The company reports second-quarter earnings on Aug. 2. Strong operating results could turn PayPal from one of the market's most interesting value ideas to a big-time winner in the year's second half.
Synergies are driving growth for the Latin American e-commerce leader
Will Healy (MercadoLibre): At first glance, one might assume MercadoLibre's (MELI 0.17%) share price has already hit its "breakthrough." The stock has risen by more than 4,000% since its 2007 initial public offering, and the company has built a leadership position in Latin American e-commerce and fintech while also prospering in other areas.
Despite that progress, the growth story for this internet and direct marketing retail company is not showing signs of significant slowing. In the first quarter, MercadoLibre reported $3 billion in net revenue, a 35% increase from the same quarter last year.
That's only a tiny fraction of the $106 billion in e-commerce revenue reported by Amazon, indicating that MercadoLibre has more growth ahead. Also, due to its investments in Latin America, it continues to fend off competition in the region from Amazon, Sea Limited, and other large peers.
One focus of those investments has been the payments infrastructure that has driven the success of its Mercado Pago segment.
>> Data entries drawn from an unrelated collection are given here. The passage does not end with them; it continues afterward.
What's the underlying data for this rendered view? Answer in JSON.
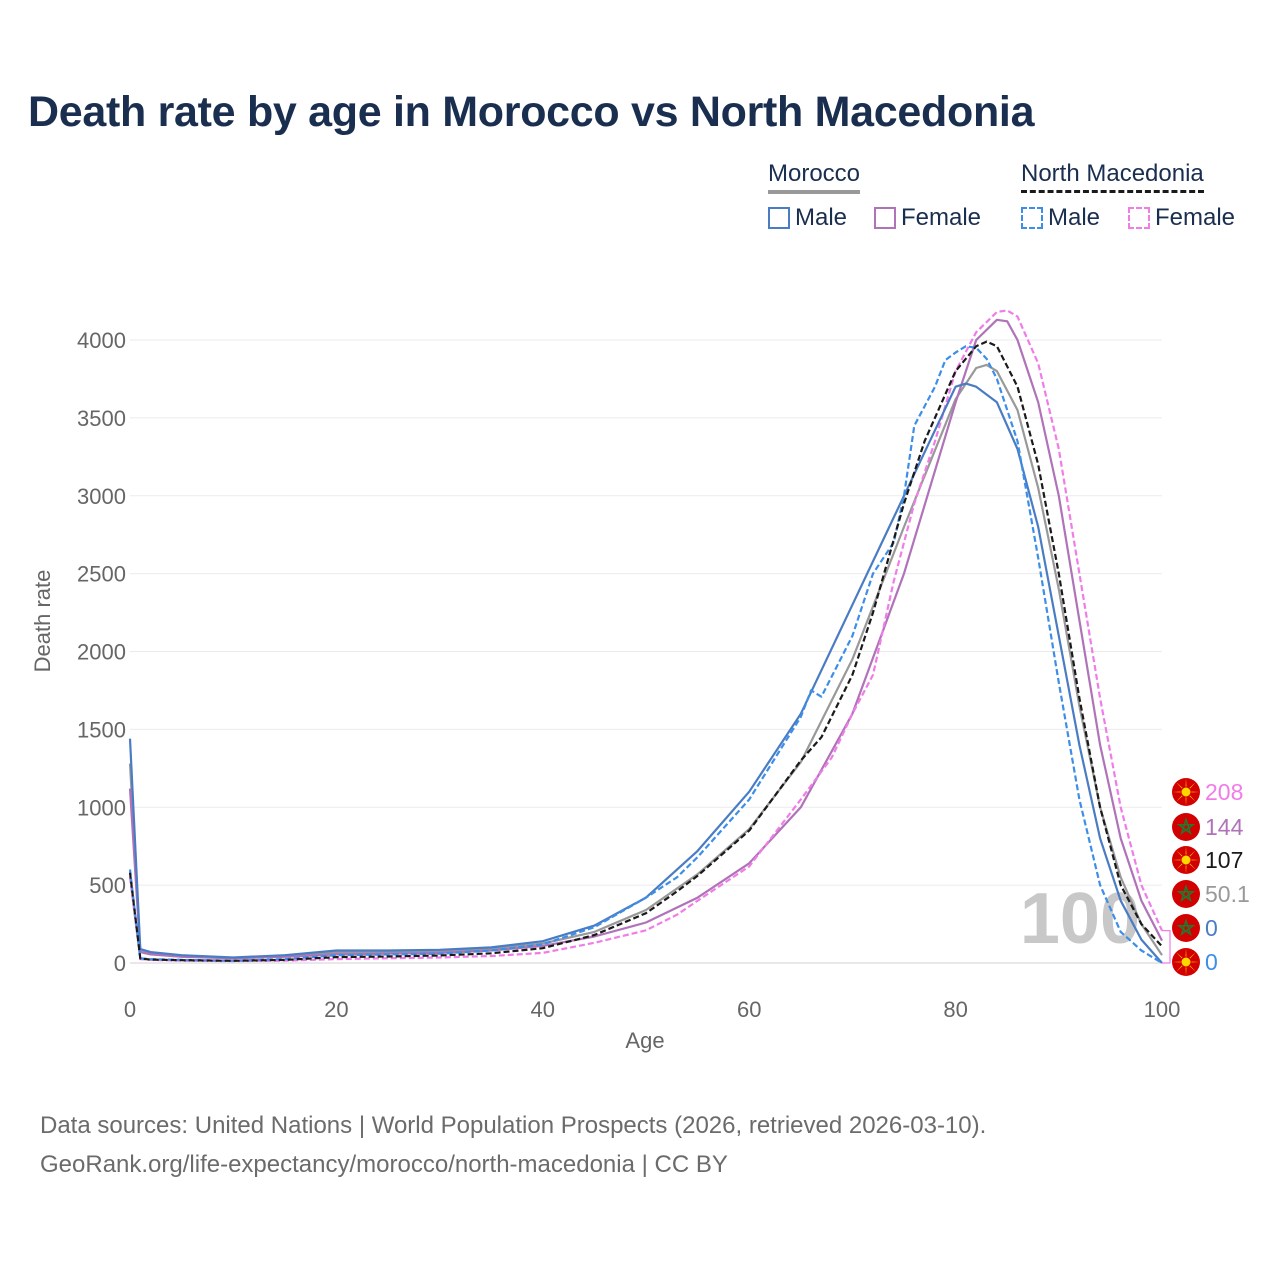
{
  "title": "Death rate by age in Morocco vs North Macedonia",
  "legend": {
    "morocco_label": "Morocco",
    "north_macedonia_label": "North Macedonia",
    "male_label": "Male",
    "female_label": "Female"
  },
  "colors": {
    "morocco_male": "#4a7cc4",
    "morocco_female": "#b072b8",
    "morocco_total": "#999999",
    "nmk_male": "#3d8ee8",
    "nmk_female": "#f07ce8",
    "nmk_total": "#1a1a1a",
    "title": "#1a2e4f"
  },
  "watermark": "100",
  "footer": {
    "line1": "Data sources: United Nations | World Population Prospects (2026, retrieved 2026-03-10).",
    "line2": "GeoRank.org/life-expectancy/morocco/north-macedonia | CC BY"
  },
  "chart_data": {
    "type": "line",
    "title": "Death rate by age in Morocco vs North Macedonia",
    "xlabel": "Age",
    "ylabel": "Death rate",
    "xlim": [
      0,
      100
    ],
    "ylim": [
      0,
      4000
    ],
    "x_ticks": [
      0,
      20,
      40,
      60,
      80,
      100
    ],
    "y_ticks": [
      0,
      500,
      1000,
      1500,
      2000,
      2500,
      3000,
      3500,
      4000
    ],
    "grid": true,
    "series": [
      {
        "key": "morocco_male",
        "name": "Morocco Male",
        "dash": false,
        "points": [
          [
            0,
            1440
          ],
          [
            1,
            90
          ],
          [
            2,
            70
          ],
          [
            5,
            50
          ],
          [
            10,
            35
          ],
          [
            15,
            50
          ],
          [
            20,
            80
          ],
          [
            25,
            80
          ],
          [
            30,
            85
          ],
          [
            35,
            100
          ],
          [
            40,
            140
          ],
          [
            45,
            240
          ],
          [
            50,
            420
          ],
          [
            55,
            720
          ],
          [
            60,
            1100
          ],
          [
            65,
            1600
          ],
          [
            70,
            2300
          ],
          [
            75,
            3000
          ],
          [
            80,
            3700
          ],
          [
            81,
            3720
          ],
          [
            82,
            3700
          ],
          [
            84,
            3600
          ],
          [
            86,
            3300
          ],
          [
            88,
            2800
          ],
          [
            90,
            2100
          ],
          [
            92,
            1400
          ],
          [
            94,
            800
          ],
          [
            96,
            400
          ],
          [
            98,
            150
          ],
          [
            100,
            0
          ]
        ],
        "end_label": "0"
      },
      {
        "key": "morocco_female",
        "name": "Morocco Female",
        "dash": false,
        "points": [
          [
            0,
            1120
          ],
          [
            1,
            70
          ],
          [
            2,
            55
          ],
          [
            5,
            40
          ],
          [
            10,
            30
          ],
          [
            15,
            40
          ],
          [
            20,
            55
          ],
          [
            25,
            60
          ],
          [
            30,
            65
          ],
          [
            35,
            80
          ],
          [
            40,
            110
          ],
          [
            45,
            170
          ],
          [
            50,
            260
          ],
          [
            55,
            420
          ],
          [
            60,
            640
          ],
          [
            65,
            1000
          ],
          [
            70,
            1600
          ],
          [
            75,
            2500
          ],
          [
            80,
            3600
          ],
          [
            82,
            4000
          ],
          [
            84,
            4130
          ],
          [
            85,
            4120
          ],
          [
            86,
            4000
          ],
          [
            88,
            3600
          ],
          [
            90,
            3000
          ],
          [
            92,
            2200
          ],
          [
            94,
            1400
          ],
          [
            96,
            800
          ],
          [
            98,
            400
          ],
          [
            100,
            144
          ]
        ],
        "end_label": "144"
      },
      {
        "key": "morocco_total",
        "name": "Morocco Total",
        "dash": false,
        "points": [
          [
            0,
            1280
          ],
          [
            1,
            80
          ],
          [
            2,
            62
          ],
          [
            5,
            45
          ],
          [
            10,
            33
          ],
          [
            15,
            45
          ],
          [
            20,
            68
          ],
          [
            25,
            70
          ],
          [
            30,
            75
          ],
          [
            35,
            90
          ],
          [
            40,
            125
          ],
          [
            45,
            200
          ],
          [
            50,
            340
          ],
          [
            55,
            570
          ],
          [
            60,
            860
          ],
          [
            65,
            1290
          ],
          [
            70,
            1950
          ],
          [
            75,
            2800
          ],
          [
            80,
            3620
          ],
          [
            82,
            3820
          ],
          [
            83,
            3840
          ],
          [
            84,
            3800
          ],
          [
            86,
            3550
          ],
          [
            88,
            3050
          ],
          [
            90,
            2400
          ],
          [
            92,
            1650
          ],
          [
            94,
            1000
          ],
          [
            96,
            550
          ],
          [
            98,
            250
          ],
          [
            100,
            50
          ]
        ],
        "end_label": "50.1"
      },
      {
        "key": "nmk_male",
        "name": "North Macedonia Male",
        "dash": true,
        "points": [
          [
            0,
            600
          ],
          [
            1,
            30
          ],
          [
            2,
            25
          ],
          [
            5,
            20
          ],
          [
            10,
            15
          ],
          [
            15,
            25
          ],
          [
            20,
            50
          ],
          [
            25,
            55
          ],
          [
            30,
            60
          ],
          [
            35,
            80
          ],
          [
            40,
            120
          ],
          [
            45,
            230
          ],
          [
            50,
            420
          ],
          [
            53,
            550
          ],
          [
            55,
            680
          ],
          [
            60,
            1050
          ],
          [
            65,
            1580
          ],
          [
            66,
            1750
          ],
          [
            67,
            1710
          ],
          [
            68,
            1840
          ],
          [
            70,
            2100
          ],
          [
            72,
            2500
          ],
          [
            74,
            2700
          ],
          [
            75,
            3000
          ],
          [
            76,
            3450
          ],
          [
            78,
            3700
          ],
          [
            79,
            3870
          ],
          [
            80,
            3920
          ],
          [
            81,
            3960
          ],
          [
            82,
            3950
          ],
          [
            83,
            3880
          ],
          [
            84,
            3750
          ],
          [
            86,
            3350
          ],
          [
            88,
            2600
          ],
          [
            90,
            1800
          ],
          [
            92,
            1050
          ],
          [
            94,
            500
          ],
          [
            96,
            200
          ],
          [
            98,
            80
          ],
          [
            100,
            0
          ]
        ],
        "end_label": "0"
      },
      {
        "key": "nmk_female",
        "name": "North Macedonia Female",
        "dash": true,
        "points": [
          [
            0,
            550
          ],
          [
            1,
            25
          ],
          [
            2,
            20
          ],
          [
            5,
            15
          ],
          [
            10,
            12
          ],
          [
            15,
            15
          ],
          [
            20,
            25
          ],
          [
            25,
            30
          ],
          [
            30,
            35
          ],
          [
            35,
            45
          ],
          [
            40,
            65
          ],
          [
            45,
            130
          ],
          [
            50,
            210
          ],
          [
            53,
            310
          ],
          [
            55,
            400
          ],
          [
            60,
            620
          ],
          [
            65,
            1050
          ],
          [
            68,
            1320
          ],
          [
            70,
            1600
          ],
          [
            72,
            1850
          ],
          [
            74,
            2450
          ],
          [
            76,
            2950
          ],
          [
            78,
            3350
          ],
          [
            80,
            3800
          ],
          [
            82,
            4050
          ],
          [
            84,
            4180
          ],
          [
            85,
            4190
          ],
          [
            86,
            4150
          ],
          [
            88,
            3850
          ],
          [
            90,
            3300
          ],
          [
            92,
            2500
          ],
          [
            94,
            1700
          ],
          [
            96,
            1000
          ],
          [
            98,
            500
          ],
          [
            100,
            208
          ]
        ],
        "end_label": "208"
      },
      {
        "key": "nmk_total",
        "name": "North Macedonia Total",
        "dash": true,
        "points": [
          [
            0,
            580
          ],
          [
            1,
            28
          ],
          [
            2,
            22
          ],
          [
            5,
            18
          ],
          [
            10,
            14
          ],
          [
            15,
            20
          ],
          [
            20,
            38
          ],
          [
            25,
            42
          ],
          [
            30,
            48
          ],
          [
            35,
            62
          ],
          [
            40,
            95
          ],
          [
            45,
            180
          ],
          [
            50,
            320
          ],
          [
            53,
            460
          ],
          [
            55,
            560
          ],
          [
            60,
            850
          ],
          [
            65,
            1300
          ],
          [
            67,
            1450
          ],
          [
            70,
            1850
          ],
          [
            72,
            2250
          ],
          [
            75,
            2950
          ],
          [
            77,
            3350
          ],
          [
            80,
            3800
          ],
          [
            82,
            3960
          ],
          [
            83,
            3990
          ],
          [
            84,
            3960
          ],
          [
            86,
            3700
          ],
          [
            88,
            3200
          ],
          [
            90,
            2500
          ],
          [
            92,
            1700
          ],
          [
            94,
            1000
          ],
          [
            96,
            500
          ],
          [
            98,
            250
          ],
          [
            100,
            107
          ]
        ],
        "end_label": "107"
      }
    ]
  }
}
Mercado Pago was a pioneer in Latin American fintech. In addition to facilitating digital payments for the unbanked, it has also created opportunities such as protecting money for its customers in Argentina, who contend with triple-digit inflation.
Additionally, its investments extend to digital advertising, which can serve as an added source of revenue. Moreover, the company helps many of its sellers deliver their goods through its logistics arm, Mercado Envios. All these businesses combine to bolster revenue for one another and make MercadoLibre a formidable competitor in its home region.
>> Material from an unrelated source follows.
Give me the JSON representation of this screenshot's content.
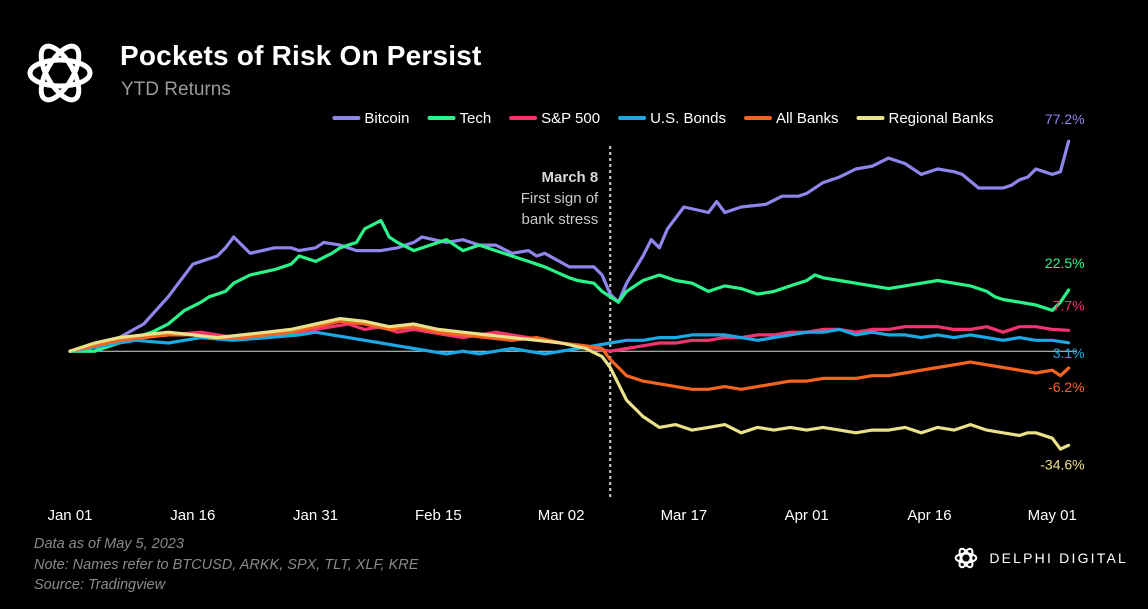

Investors will also like that it's profitable. In Q1, MercadoLibre reported a net income of $201 million, and it looks to be on track for its third consecutive profitable year.
Admittedly, the stock's price-to-earnings ratio of 97 may seem pricey, but rapid profit growth should reduce that earnings multiple over time. And despite a 40% gain since January, MercadoLibre trades at a price-to-sales ratio of 5, near its lowest level since 2009. Between the low sales multiple and its potential for continued revenue and profit growth, MercadoLibre stock should continue to move higher.